NOTÍCIA
O ofício alheio traz textos publicados entre 1964 e 1984 que aproximam temas como a química, a astronomia, a literatura e ciências naturais da experiência humana
Publicado em 08/05/2017
Logo no primeiro texto de O ofício alheio, Minha casa, o italiano Primo Levi discorre sobre a residência de sua família, onde apenas “com interrupções involuntárias” viveu toda sua vida, desde o nascimento, tendo ali também criado os filhos. Químico de formação, Levi tem uma das trajetórias mais marcantes na memória do século 20, o que tem a ver com algumas das interrupções involuntárias que menciona em sua crônica de abertura: de origem judaica, aderiu à resistência italiana na Segunda Guerra Mundial, foi capturado pelos alemães e levado ao campo de concentração de Auschwitz. Sobrevivente, foi capaz de exorcizar muitos de seus fantasmas com duas obras inescapáveis sobre a crueza humana a que ficou exposto seja em seu período como prisioneiro, seja após a libertação dos campos de concentração, quando vagou pela Europa sob russos e americanos, esperando engatar a estrada certa para voltar ao aconchego de sua casa em Turim. É isto um homem? (Rocco) e A trégua (Cia. das Letras) estão, certamente, entre os livros que resumem e ajudam a entender o século 20.
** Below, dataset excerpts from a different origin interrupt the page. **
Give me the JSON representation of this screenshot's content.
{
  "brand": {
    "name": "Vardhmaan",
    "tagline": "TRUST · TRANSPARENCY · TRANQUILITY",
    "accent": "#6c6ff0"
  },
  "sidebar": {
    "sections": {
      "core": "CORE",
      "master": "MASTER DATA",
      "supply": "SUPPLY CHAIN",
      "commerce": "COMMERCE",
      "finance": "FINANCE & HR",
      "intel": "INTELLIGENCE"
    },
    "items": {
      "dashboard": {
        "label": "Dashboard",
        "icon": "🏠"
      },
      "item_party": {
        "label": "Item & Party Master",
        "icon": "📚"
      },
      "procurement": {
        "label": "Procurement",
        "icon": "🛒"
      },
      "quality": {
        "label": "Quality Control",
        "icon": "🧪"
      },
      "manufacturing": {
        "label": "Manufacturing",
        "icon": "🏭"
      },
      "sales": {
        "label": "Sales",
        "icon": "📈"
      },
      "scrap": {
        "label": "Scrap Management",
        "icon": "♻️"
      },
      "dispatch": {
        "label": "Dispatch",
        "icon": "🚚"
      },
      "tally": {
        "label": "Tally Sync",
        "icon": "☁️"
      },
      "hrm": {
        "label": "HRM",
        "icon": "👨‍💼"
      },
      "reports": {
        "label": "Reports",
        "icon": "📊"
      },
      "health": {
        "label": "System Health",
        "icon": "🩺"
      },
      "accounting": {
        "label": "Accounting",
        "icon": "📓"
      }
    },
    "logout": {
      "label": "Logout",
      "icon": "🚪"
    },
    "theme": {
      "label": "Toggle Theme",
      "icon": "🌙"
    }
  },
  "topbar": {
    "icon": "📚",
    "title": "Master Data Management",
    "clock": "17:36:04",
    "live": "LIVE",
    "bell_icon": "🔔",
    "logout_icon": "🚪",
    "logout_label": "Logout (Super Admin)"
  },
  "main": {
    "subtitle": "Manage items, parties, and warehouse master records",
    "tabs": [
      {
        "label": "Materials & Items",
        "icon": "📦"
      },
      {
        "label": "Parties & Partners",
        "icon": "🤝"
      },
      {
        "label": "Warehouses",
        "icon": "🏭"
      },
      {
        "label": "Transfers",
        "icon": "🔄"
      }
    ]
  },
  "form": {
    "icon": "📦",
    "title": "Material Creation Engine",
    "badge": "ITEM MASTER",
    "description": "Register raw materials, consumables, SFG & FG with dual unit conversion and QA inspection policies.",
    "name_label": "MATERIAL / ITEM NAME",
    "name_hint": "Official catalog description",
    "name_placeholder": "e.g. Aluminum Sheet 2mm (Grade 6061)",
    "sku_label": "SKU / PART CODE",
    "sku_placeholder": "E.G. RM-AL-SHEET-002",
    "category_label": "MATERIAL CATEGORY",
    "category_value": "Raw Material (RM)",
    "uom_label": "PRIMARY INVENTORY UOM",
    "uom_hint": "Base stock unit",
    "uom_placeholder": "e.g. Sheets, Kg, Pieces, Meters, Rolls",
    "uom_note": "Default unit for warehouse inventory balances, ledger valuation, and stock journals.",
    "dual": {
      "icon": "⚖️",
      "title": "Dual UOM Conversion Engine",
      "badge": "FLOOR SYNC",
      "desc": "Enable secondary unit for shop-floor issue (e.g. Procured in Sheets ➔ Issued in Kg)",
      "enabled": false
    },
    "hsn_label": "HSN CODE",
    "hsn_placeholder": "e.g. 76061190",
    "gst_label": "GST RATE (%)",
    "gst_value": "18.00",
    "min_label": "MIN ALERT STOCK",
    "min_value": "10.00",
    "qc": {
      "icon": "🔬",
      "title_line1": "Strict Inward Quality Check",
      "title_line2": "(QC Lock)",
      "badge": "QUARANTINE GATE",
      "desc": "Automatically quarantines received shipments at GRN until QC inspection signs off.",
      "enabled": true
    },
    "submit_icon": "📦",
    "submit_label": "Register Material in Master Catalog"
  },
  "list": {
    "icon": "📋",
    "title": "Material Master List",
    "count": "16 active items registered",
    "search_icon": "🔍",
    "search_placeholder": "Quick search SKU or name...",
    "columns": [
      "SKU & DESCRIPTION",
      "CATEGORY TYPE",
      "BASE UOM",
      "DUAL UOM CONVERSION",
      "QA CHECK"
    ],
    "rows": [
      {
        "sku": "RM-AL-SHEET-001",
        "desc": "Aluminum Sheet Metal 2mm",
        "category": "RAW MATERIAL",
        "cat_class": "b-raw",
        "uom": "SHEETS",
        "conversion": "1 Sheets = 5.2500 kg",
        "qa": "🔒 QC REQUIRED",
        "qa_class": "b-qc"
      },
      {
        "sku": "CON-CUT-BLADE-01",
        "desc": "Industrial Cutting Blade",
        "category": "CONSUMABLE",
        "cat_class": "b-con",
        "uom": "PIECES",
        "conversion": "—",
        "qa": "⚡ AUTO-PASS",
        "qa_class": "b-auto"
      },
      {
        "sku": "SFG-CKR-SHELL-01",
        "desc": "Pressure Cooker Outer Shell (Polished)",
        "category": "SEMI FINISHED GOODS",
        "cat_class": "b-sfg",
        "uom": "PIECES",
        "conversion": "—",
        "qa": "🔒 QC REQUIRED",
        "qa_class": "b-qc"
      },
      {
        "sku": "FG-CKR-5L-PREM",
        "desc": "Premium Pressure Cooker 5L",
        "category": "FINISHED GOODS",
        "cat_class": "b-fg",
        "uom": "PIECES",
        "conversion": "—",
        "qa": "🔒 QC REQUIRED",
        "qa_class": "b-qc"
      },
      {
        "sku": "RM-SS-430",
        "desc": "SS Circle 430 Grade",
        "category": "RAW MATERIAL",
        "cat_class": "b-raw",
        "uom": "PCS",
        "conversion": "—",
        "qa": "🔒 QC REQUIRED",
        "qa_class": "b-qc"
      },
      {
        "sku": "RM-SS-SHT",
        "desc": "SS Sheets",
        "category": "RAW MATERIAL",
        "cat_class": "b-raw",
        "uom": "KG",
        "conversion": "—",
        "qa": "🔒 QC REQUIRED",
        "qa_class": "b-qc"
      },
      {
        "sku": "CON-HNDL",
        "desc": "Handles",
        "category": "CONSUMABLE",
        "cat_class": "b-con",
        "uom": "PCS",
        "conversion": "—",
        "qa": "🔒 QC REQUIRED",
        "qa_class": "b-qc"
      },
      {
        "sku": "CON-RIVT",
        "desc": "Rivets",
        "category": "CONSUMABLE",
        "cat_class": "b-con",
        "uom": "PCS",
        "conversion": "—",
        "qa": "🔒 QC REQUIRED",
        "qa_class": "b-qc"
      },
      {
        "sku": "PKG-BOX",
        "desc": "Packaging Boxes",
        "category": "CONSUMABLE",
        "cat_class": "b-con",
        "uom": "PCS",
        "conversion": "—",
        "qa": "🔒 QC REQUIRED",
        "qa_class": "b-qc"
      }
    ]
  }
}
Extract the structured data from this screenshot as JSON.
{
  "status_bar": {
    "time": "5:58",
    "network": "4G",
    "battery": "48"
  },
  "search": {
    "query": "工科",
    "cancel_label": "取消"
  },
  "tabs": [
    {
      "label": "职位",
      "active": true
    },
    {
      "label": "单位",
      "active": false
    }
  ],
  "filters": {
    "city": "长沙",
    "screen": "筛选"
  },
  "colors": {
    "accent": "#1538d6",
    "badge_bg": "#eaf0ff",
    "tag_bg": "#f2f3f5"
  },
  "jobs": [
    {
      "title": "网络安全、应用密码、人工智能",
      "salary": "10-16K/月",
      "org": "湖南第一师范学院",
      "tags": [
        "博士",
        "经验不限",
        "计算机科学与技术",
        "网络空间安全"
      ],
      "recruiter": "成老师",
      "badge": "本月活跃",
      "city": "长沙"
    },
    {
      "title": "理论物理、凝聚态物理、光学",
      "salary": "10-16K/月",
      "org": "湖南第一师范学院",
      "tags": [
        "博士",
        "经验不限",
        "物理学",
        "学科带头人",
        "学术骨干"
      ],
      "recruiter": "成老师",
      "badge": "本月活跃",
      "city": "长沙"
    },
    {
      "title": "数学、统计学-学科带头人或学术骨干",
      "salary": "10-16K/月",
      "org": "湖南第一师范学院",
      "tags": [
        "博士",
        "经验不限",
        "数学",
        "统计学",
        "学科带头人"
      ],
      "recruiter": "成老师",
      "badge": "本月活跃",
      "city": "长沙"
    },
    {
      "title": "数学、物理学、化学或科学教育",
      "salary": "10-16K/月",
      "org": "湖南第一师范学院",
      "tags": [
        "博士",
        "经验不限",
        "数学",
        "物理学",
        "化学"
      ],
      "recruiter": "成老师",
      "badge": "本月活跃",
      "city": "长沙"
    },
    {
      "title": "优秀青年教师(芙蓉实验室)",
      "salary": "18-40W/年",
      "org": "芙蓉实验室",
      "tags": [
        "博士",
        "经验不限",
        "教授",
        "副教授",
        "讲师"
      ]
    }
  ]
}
Já este O ofício alheio é a reunião de variada gama de escritos curtos de um Levi já seguro de que não poderia mais se desfazer da experiência da escrita como forma de reflexão. É, como diz Italo Calvino na apresentação, obra que a um só tempo reúne textos que “correspondem a sua vocação de enciclopedista das curiosidades vivazes e minuciosas e de moralista de uma moral que parte sempre das observações”. Observações que redundam em uma escrita perpassada pela destreza de sua formação primeira, que requer “a arte de separar, pesar e distinguir, (…) exercícios úteis também a quem se prepara para descrever fatos ou dar corpo à própria fantasia”, resume o próprio Levi. Os textos foram escritos entre os anos de 1964 e 1984.